Prezydent Donald Trump po raz kolejny zasugerował, iż rozważa start w wyborach prezydenckich po raz trzeci, mimo iż amerykańska konstytucja zabrania takiego kroku. Podczas rozmowy z dziennikarzami na pokładzie Air Force One, w drodze do Japonii, Trump przyznał, iż „chciałby to zrobić”.

„Nie myślałem o tym poważnie. Mamy wielu świetnych ludzi… ale moje wyniki w sondażach są najlepsze, jakie kiedykolwiek miałem” – powiedział prezydent dziennikarzom towarzyszącym mu w azjatyckiej podróży.

Trump wspomniał także o potencjalnych następcach – wiceprezydencie JD Vance i sekretarzu stanu Marco Rubio – określając ich jako silny duet polityczny.
„Jeden z nich jest tutaj, obok mnie” – żartował Trump, wskazując na Rubio. – „JD jest wspaniały, Marco też. Myślę, iż jeżeli kiedykolwiek połączyliby siły, byliby nie do pokonania.”

Zapytany, czy definitywnie wyklucza możliwość ponownego startu, Trump odpowiedział wymijająco:
„To wy mi powiedzcie.”

Dodał jedynie, iż „mamy świetną grupę ludzi, w przeciwieństwie do nich”, odnosząc się do Partii Demokratycznej.

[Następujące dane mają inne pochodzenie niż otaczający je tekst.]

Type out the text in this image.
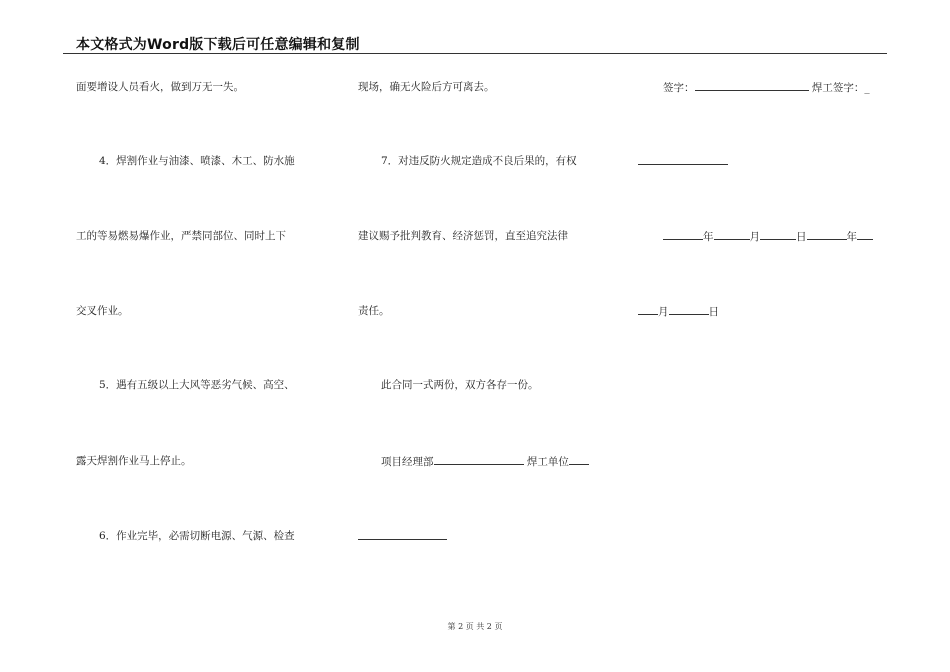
本文格式为Word版下载后可任意编辑和复制
面要增设人员看火，做到万无一失。
4．焊割作业与油漆、喷漆、木工、防水施
工的等易燃易爆作业，严禁同部位、同时上下
交叉作业。
5．遇有五级以上大风等恶劣气候、高空、
露天焊割作业马上停止。
6．作业完毕，必需切断电源、气源、检查
现场，确无火险后方可离去。
7．对违反防火规定造成不良后果的，有权
建议赐予批判教育、经济惩罚，直至追究法律
责任。
此合同一式两份，双方各存一份。
项目经理部	焊工单位
签字：	焊工签字：_
年	月	日	年
月	日
第 2 页 共 2 页
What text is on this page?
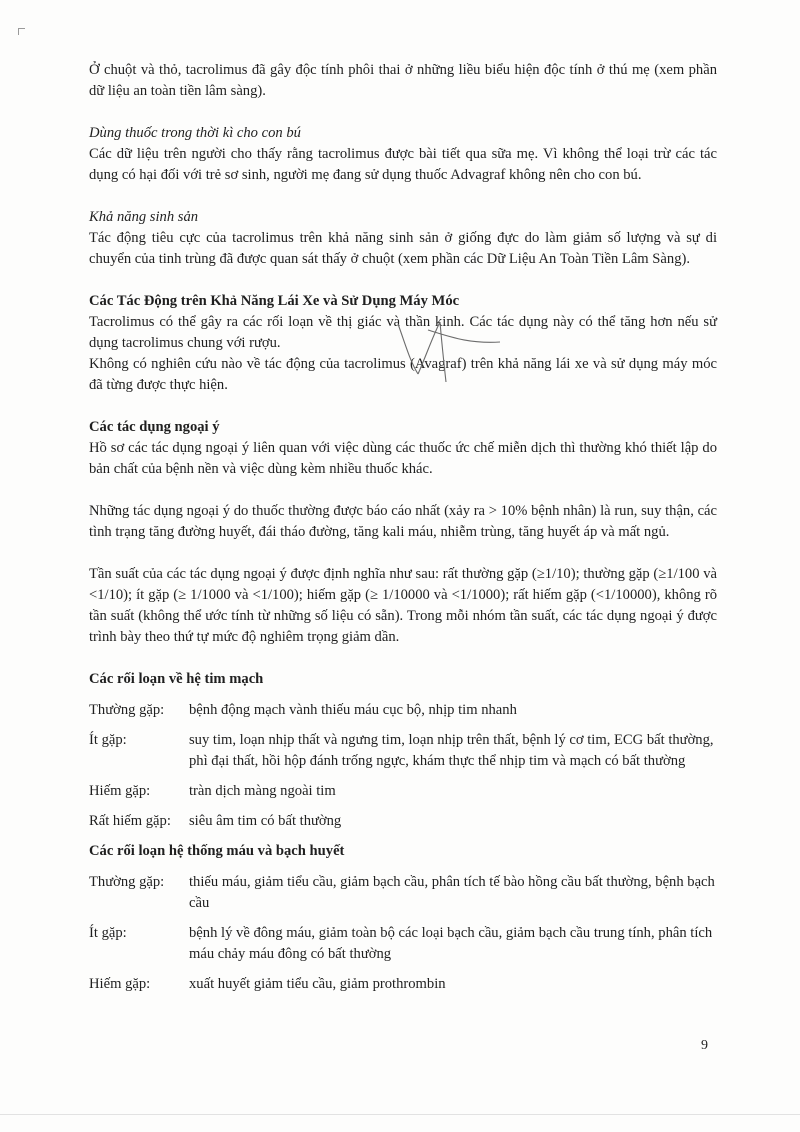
Ở chuột và thỏ, tacrolimus đã gây độc tính phôi thai ở những liều biểu hiện độc tính ở thú mẹ (xem phần dữ liệu an toàn tiền lâm sàng).

Dùng thuốc trong thời kì cho con bú

Các dữ liệu trên người cho thấy rằng tacrolimus được bài tiết qua sữa mẹ. Vì không thể loại trừ các tác dụng có hại đối với trẻ sơ sinh, người mẹ đang sử dụng thuốc Advagraf không nên cho con bú.

Khả năng sinh sản

Tác động tiêu cực của tacrolimus trên khả năng sinh sản ở giống đực do làm giảm số lượng và sự di chuyển của tinh trùng đã được quan sát thấy ở chuột (xem phần các Dữ Liệu An Toàn Tiền Lâm Sàng).

Các Tác Động trên Khả Năng Lái Xe và Sử Dụng Máy Móc

Tacrolimus có thể gây ra các rối loạn về thị giác và thần kinh. Các tác dụng này có thể tăng hơn nếu sử dụng tacrolimus chung với rượu.

Không có nghiên cứu nào về tác động của tacrolimus (Avagraf) trên khả năng lái xe và sử dụng máy móc đã từng được thực hiện.

Các tác dụng ngoại ý

Hồ sơ các tác dụng ngoại ý liên quan với việc dùng các thuốc ức chế miễn dịch thì thường khó thiết lập do bản chất của bệnh nền và việc dùng kèm nhiều thuốc khác.

Những tác dụng ngoại ý do thuốc thường được báo cáo nhất (xảy ra > 10% bệnh nhân) là run, suy thận, các tình trạng tăng đường huyết, đái tháo đường, tăng kali máu, nhiễm trùng, tăng huyết áp và mất ngủ.

Tần suất của các tác dụng ngoại ý được định nghĩa như sau: rất thường gặp (≥1/10); thường gặp (≥1/100 và <1/10); ít gặp (≥ 1/1000 và <1/100); hiếm gặp (≥ 1/10000 và <1/1000); rất hiếm gặp (<1/10000), không rõ tần suất (không thể ước tính từ những số liệu có sẵn). Trong mỗi nhóm tần suất, các tác dụng ngoại ý được trình bày theo thứ tự mức độ nghiêm trọng giảm dần.

Các rối loạn về hệ tim mạch

Thường gặp:	bệnh động mạch vành thiếu máu cục bộ, nhịp tim nhanh
Ít gặp:	suy tim, loạn nhịp thất và ngưng tim, loạn nhịp trên thất, bệnh lý cơ tim, ECG bất thường, phì đại thất, hồi hộp đánh trống ngực, khám thực thể nhịp tim và mạch có bất thường
Hiếm gặp:	tràn dịch màng ngoài tim
Rất hiếm gặp:	siêu âm tim có bất thường

Các rối loạn hệ thống máu và bạch huyết

Thường gặp:	thiếu máu, giảm tiểu cầu, giảm bạch cầu, phân tích tế bào hồng cầu bất thường, bệnh bạch cầu
Ít gặp:	bệnh lý về đông máu, giảm toàn bộ các loại bạch cầu, giảm bạch cầu trung tính, phân tích máu chảy máu đông có bất thường
Hiếm gặp:	xuất huyết giảm tiểu cầu, giảm prothrombin
9
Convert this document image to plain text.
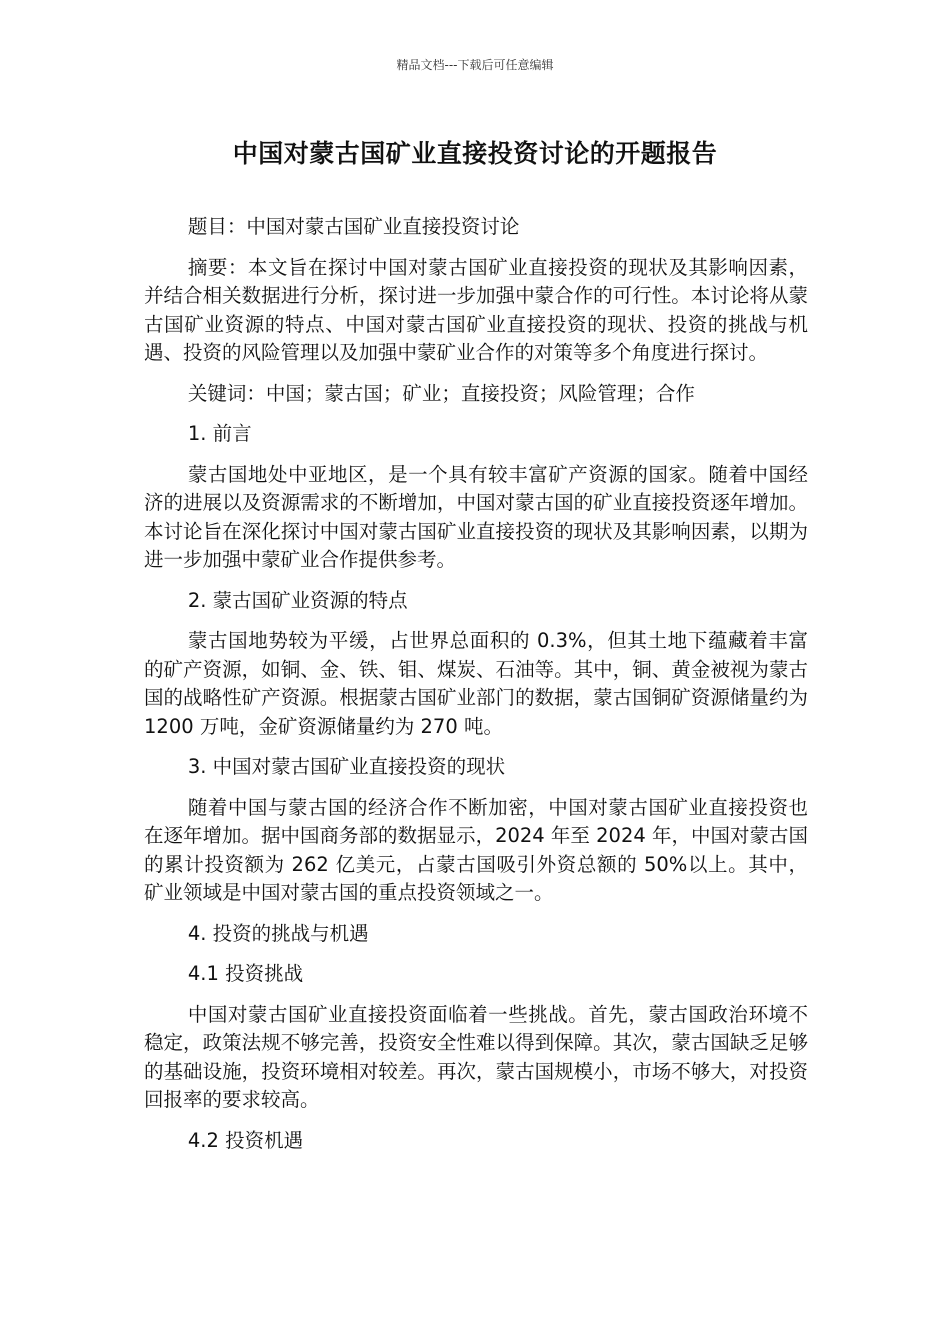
精品文档---下载后可任意编辑
中国对蒙古国矿业直接投资讨论的开题报告

题目：中国对蒙古国矿业直接投资讨论

摘要：本文旨在探讨中国对蒙古国矿业直接投资的现状及其影响因素，并结合相关数据进行分析，探讨进一步加强中蒙合作的可行性。本讨论将从蒙古国矿业资源的特点、中国对蒙古国矿业直接投资的现状、投资的挑战与机遇、投资的风险管理以及加强中蒙矿业合作的对策等多个角度进行探讨。

关键词：中国；蒙古国；矿业；直接投资；风险管理；合作

1. 前言

蒙古国地处中亚地区，是一个具有较丰富矿产资源的国家。随着中国经济的进展以及资源需求的不断增加，中国对蒙古国的矿业直接投资逐年增加。本讨论旨在深化探讨中国对蒙古国矿业直接投资的现状及其影响因素，以期为进一步加强中蒙矿业合作提供参考。

2. 蒙古国矿业资源的特点

蒙古国地势较为平缓，占世界总面积的 0.3%，但其土地下蕴藏着丰富的矿产资源，如铜、金、铁、钼、煤炭、石油等。其中，铜、黄金被视为蒙古国的战略性矿产资源。根据蒙古国矿业部门的数据，蒙古国铜矿资源储量约为 1200 万吨，金矿资源储量约为 270 吨。

3. 中国对蒙古国矿业直接投资的现状

随着中国与蒙古国的经济合作不断加密，中国对蒙古国矿业直接投资也在逐年增加。据中国商务部的数据显示，2024 年至 2024 年，中国对蒙古国的累计投资额为 262 亿美元，占蒙古国吸引外资总额的 50%以上。其中，矿业领域是中国对蒙古国的重点投资领域之一。

4. 投资的挑战与机遇

4.1 投资挑战

中国对蒙古国矿业直接投资面临着一些挑战。首先，蒙古国政治环境不稳定，政策法规不够完善，投资安全性难以得到保障。其次，蒙古国缺乏足够的基础设施，投资环境相对较差。再次，蒙古国规模小，市场不够大，对投资回报率的要求较高。

4.2 投资机遇
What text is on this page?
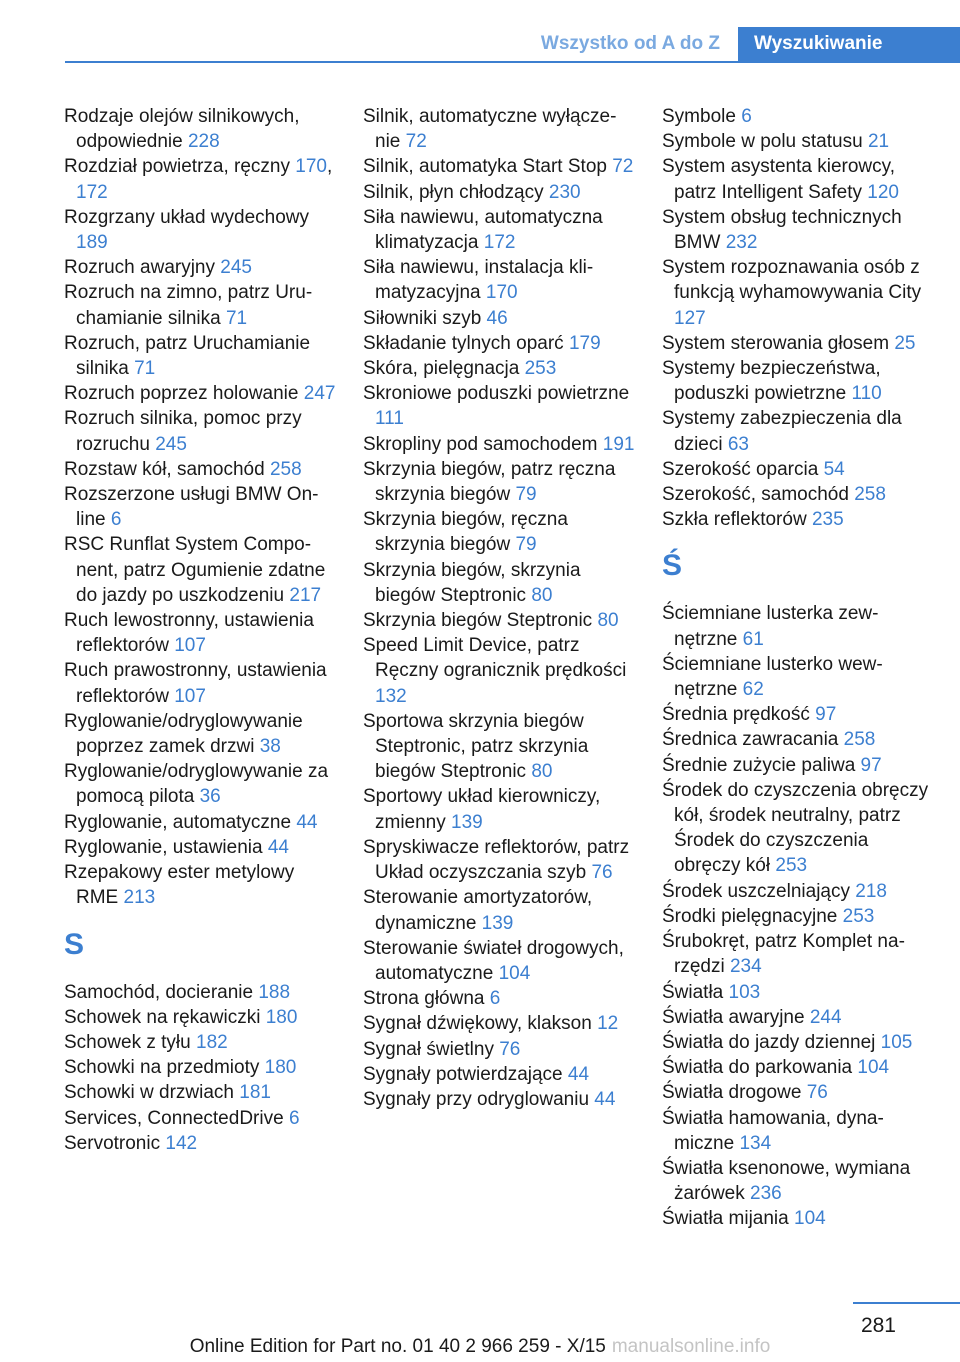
Wszystko od A do Z	Wyszukiwanie
Rodzaje olejów silnikowych, odpowiednie 228
Rozdział powietrza, ręczny 170, 172
Rozgrzany układ wydechowy 189
Rozruch awaryjny 245
Rozruch na zimno, patrz Uruchamianie silnika 71
Rozruch, patrz Uruchamianie silnika 71
Rozruch poprzez holowanie 247
Rozruch silnika, pomoc przy rozruchu 245
Rozstaw kół, samochód 258
Rozszerzone usługi BMW Online 6
RSC Runflat System Component, patrz Ogumienie zdatne do jazdy po uszkodzeniu 217
Ruch lewostronny, ustawienia reflektorów 107
Ruch prawostronny, ustawienia reflektorów 107
Ryglowanie/odryglowywanie poprzez zamek drzwi 38
Ryglowanie/odryglowywanie za pomocą pilota 36
Ryglowanie, automatyczne 44
Ryglowanie, ustawienia 44
Rzepakowy ester metylowy RME 213
S
Samochód, docieranie 188
Schowek na rękawiczki 180
Schowek z tyłu 182
Schowki na przedmioty 180
Schowki w drzwiach 181
Services, ConnectedDrive 6
Servotronic 142
Silnik, automatyczne wyłączenie 72
Silnik, automatyka Start Stop 72
Silnik, płyn chłodzący 230
Siła nawiewu, automatyczna klimatyzacja 172
Siła nawiewu, instalacja klimatyzacyjna 170
Siłowniki szyb 46
Składanie tylnych oparć 179
Skóra, pielęgnacja 253
Skroniowe poduszki powietrzne 111
Skropliny pod samochodem 191
Skrzynia biegów, patrz ręczna skrzynia biegów 79
Skrzynia biegów, ręczna skrzynia biegów 79
Skrzynia biegów, skrzynia biegów Steptronic 80
Skrzynia biegów Steptronic 80
Speed Limit Device, patrz Ręczny ogranicznik prędkości 132
Sportowa skrzynia biegów Steptronic, patrz skrzynia biegów Steptronic 80
Sportowy układ kierowniczy, zmienny 139
Spryskiwacze reflektorów, patrz Układ oczyszczania szyb 76
Sterowanie amortyzatorów, dynamiczne 139
Sterowanie świateł drogowych, automatyczne 104
Strona główna 6
Sygnał dźwiękowy, klakson 12
Sygnał świetlny 76
Sygnały potwierdzające 44
Sygnały przy odryglowaniu 44
Symbole 6
Symbole w polu statusu 21
System asystenta kierowcy, patrz Intelligent Safety 120
System obsług technicznych BMW 232
System rozpoznawania osób z funkcją wyhamowywania City 127
System sterowania głosem 25
Systemy bezpieczeństwa, poduszki powietrzne 110
Systemy zabezpieczenia dla dzieci 63
Szerokość oparcia 54
Szerokość, samochód 258
Szkła reflektorów 235
Ś
Ściemniane lusterka zewnętrzne 61
Ściemniane lusterko wewnętrzne 62
Średnia prędkość 97
Średnica zawracania 258
Średnie zużycie paliwa 97
Środek do czyszczenia obręczy kół, środek neutralny, patrz Środek do czyszczenia obręczy kół 253
Środek uszczelniający 218
Środki pielęgnacyjne 253
Śrubokręt, patrz Komplet narzędzi 234
Światła 103
Światła awaryjne 244
Światła do jazdy dziennej 105
Światła do parkowania 104
Światła drogowe 76
Światła hamowania, dynamiczne 134
Światła ksenonowe, wymiana żarówek 236
Światła mijania 104
281
Online Edition for Part no. 01 40 2 966 259 - X/15 manualsonline.info
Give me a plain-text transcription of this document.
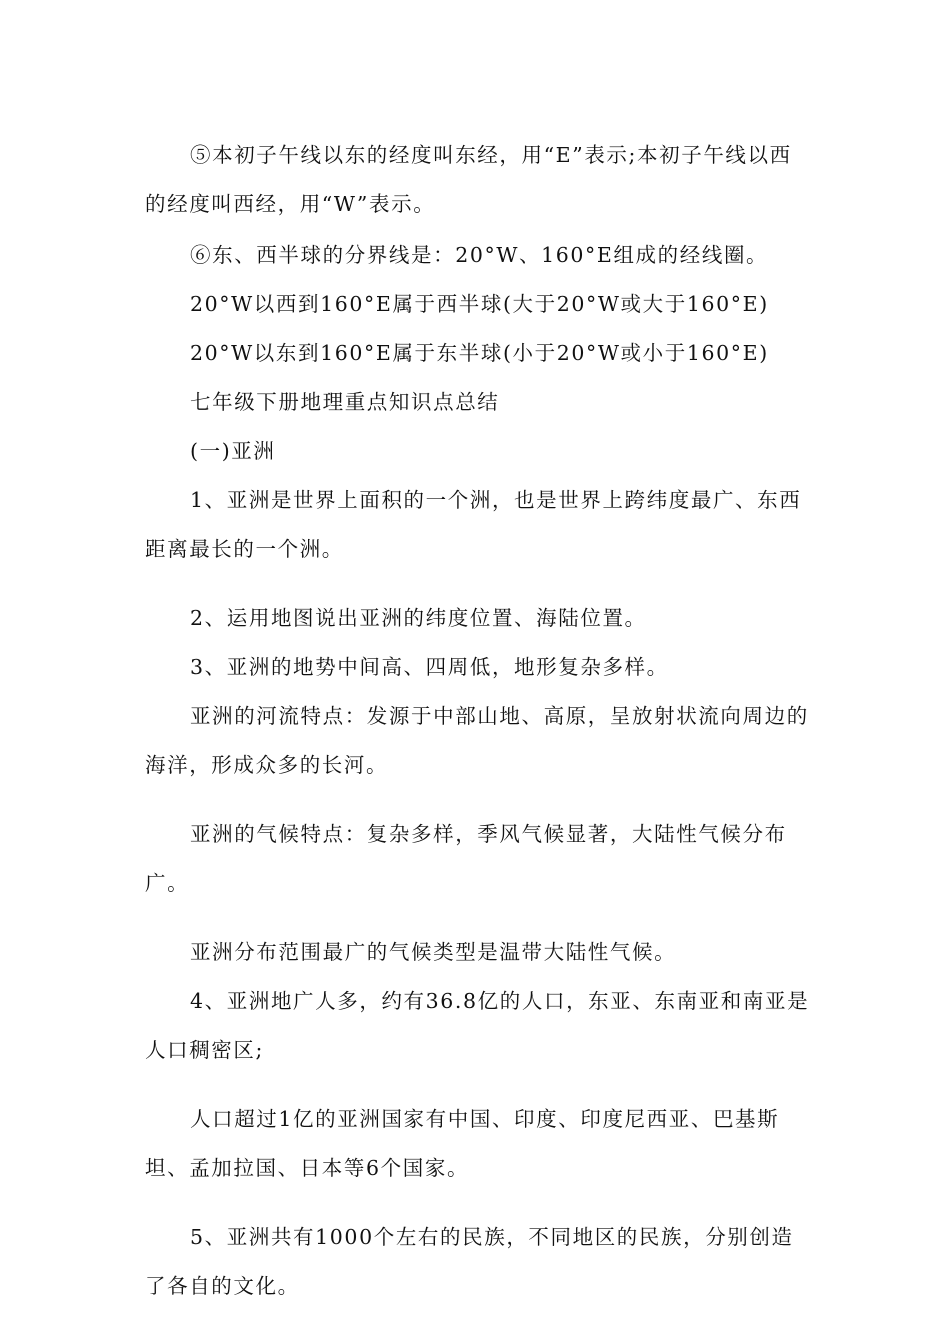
⑤本初子午线以东的经度叫东经，用“E”表示;本初子午线以西的经度叫西经，用“W”表示。

⑥东、西半球的分界线是：20°W、160°E组成的经线圈。

20°W以西到160°E属于西半球(大于20°W或大于160°E)

20°W以东到160°E属于东半球(小于20°W或小于160°E)

七年级下册地理重点知识点总结

(一)亚洲

1、亚洲是世界上面积的一个洲，也是世界上跨纬度最广、东西距离最长的一个洲。

2、运用地图说出亚洲的纬度位置、海陆位置。

3、亚洲的地势中间高、四周低，地形复杂多样。

亚洲的河流特点：发源于中部山地、高原，呈放射状流向周边的海洋，形成众多的长河。

亚洲的气候特点：复杂多样，季风气候显著，大陆性气候分布广。

亚洲分布范围最广的气候类型是温带大陆性气候。

4、亚洲地广人多，约有36.8亿的人口，东亚、东南亚和南亚是人口稠密区;

人口超过1亿的亚洲国家有中国、印度、印度尼西亚、巴基斯坦、孟加拉国、日本等6个国家。

5、亚洲共有1000个左右的民族，不同地区的民族，分别创造了各自的文化。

Nie po raz pierwszy Trump sugeruje chęć ubiegania się o trzecią kadencję. W sierpniu, w rozmowie z CNBC, mówił, iż „raczej nie” wystartuje ponownie, ale już w marcu w wywiadzie dla NBC News podkreślał, iż „nie żartuje”, mówiąc o takiej możliwości.

Zgodnie z 22. poprawką do Konstytucji USA, ratyfikowaną w 1951 roku po czwartej kadencji Franklina D. Roosevelta, prezydent może pełnić urząd maksymalnie przez dwie kadencje.

Ewentualne zniesienie tej poprawki wymagałoby zgody dwóch trzecich członków Izby Reprezentantów i Senatu lub zwołania konwencji konstytucyjnej przez dwie trzecie stanowych legislatur, a następnie ratyfikacji przez trzy czwarte stanów – co w praktyce wydaje się niemal niemożliwe.